On December 28, 2014, I found myself in Newark Airport with a huge group of young Jews heading off to the Holy Land. As our group leaders dealt with various logistical frustrations, we were left to our own devices to get to know each other before the long flight. We bonded over travel struggles, books, and music. We played Jewish Geography and figured out how so-and-so knows so-and-so who works with so-and-so and so on. Slowly but surely, we were transforming from awkward strangers into new friends.

And surprisingly quickly, my previous doubts were disappearing, as we debated and discussed issues from feminism to the treatment of Israeli Palestinians. When we were joined by a group of young Israelis, several of whom were still in the midst of their army service, I started to realize all I took for granted as an American Jew as well as what life was like for Israeli Jews. Every day of the trip, I found myself considering which Jewish values did I want to hold on to and which were irrelevant to me.
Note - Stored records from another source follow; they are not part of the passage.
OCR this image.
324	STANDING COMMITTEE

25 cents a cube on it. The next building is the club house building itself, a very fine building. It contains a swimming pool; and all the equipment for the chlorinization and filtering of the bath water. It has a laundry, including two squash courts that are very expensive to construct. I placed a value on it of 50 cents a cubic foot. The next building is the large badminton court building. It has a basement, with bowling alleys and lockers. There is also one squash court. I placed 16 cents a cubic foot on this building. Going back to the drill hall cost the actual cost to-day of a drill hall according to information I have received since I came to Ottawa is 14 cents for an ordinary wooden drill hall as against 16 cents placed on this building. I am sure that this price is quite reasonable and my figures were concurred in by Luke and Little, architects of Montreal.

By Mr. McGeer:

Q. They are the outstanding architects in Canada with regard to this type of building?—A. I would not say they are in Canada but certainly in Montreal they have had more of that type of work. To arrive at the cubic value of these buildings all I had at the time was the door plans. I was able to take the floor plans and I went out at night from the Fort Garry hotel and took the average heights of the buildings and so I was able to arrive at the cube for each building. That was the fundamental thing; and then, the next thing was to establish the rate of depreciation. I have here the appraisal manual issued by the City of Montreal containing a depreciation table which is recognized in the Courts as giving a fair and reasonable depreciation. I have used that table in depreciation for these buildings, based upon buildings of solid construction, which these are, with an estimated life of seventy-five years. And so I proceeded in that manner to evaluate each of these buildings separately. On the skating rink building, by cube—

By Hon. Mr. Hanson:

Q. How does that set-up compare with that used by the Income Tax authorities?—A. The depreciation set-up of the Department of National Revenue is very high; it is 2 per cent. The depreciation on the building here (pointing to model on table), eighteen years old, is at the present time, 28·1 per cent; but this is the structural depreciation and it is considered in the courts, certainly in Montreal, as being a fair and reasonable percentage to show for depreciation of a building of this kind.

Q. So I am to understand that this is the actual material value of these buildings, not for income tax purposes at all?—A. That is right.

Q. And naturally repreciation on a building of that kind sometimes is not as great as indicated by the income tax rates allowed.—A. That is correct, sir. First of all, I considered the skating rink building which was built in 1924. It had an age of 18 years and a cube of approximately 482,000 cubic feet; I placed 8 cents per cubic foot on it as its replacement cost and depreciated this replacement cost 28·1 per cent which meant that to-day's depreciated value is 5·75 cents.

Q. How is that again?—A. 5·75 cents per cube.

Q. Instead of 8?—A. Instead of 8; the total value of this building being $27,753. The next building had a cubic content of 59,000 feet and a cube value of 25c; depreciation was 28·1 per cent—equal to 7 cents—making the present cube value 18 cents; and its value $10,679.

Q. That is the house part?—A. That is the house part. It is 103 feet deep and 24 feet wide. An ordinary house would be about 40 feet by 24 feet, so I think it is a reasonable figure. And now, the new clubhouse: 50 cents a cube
After ten days of arduous and rewarding bus rides and hikes, sampling fresh veggies and fruits from farms and shuks, discussing and debating and agreeing and disagreeing, my soul was full and I had little desire to return home. I wanted to continue the journey I had just begun – visit the places we didn’t have time to see, eat more delicious Middle Eastern and Israeli cuisine, learn about the many cultures and religions and lives of the people of Israel. I sincerely hope I’ll return soon. In the meantime, many of my fellow participants live in the same city as me, and we’ve already had one reunion Shabbat potluck. Cheers to many more reunions with my new friends, both in Boston and hopefully back in Israel.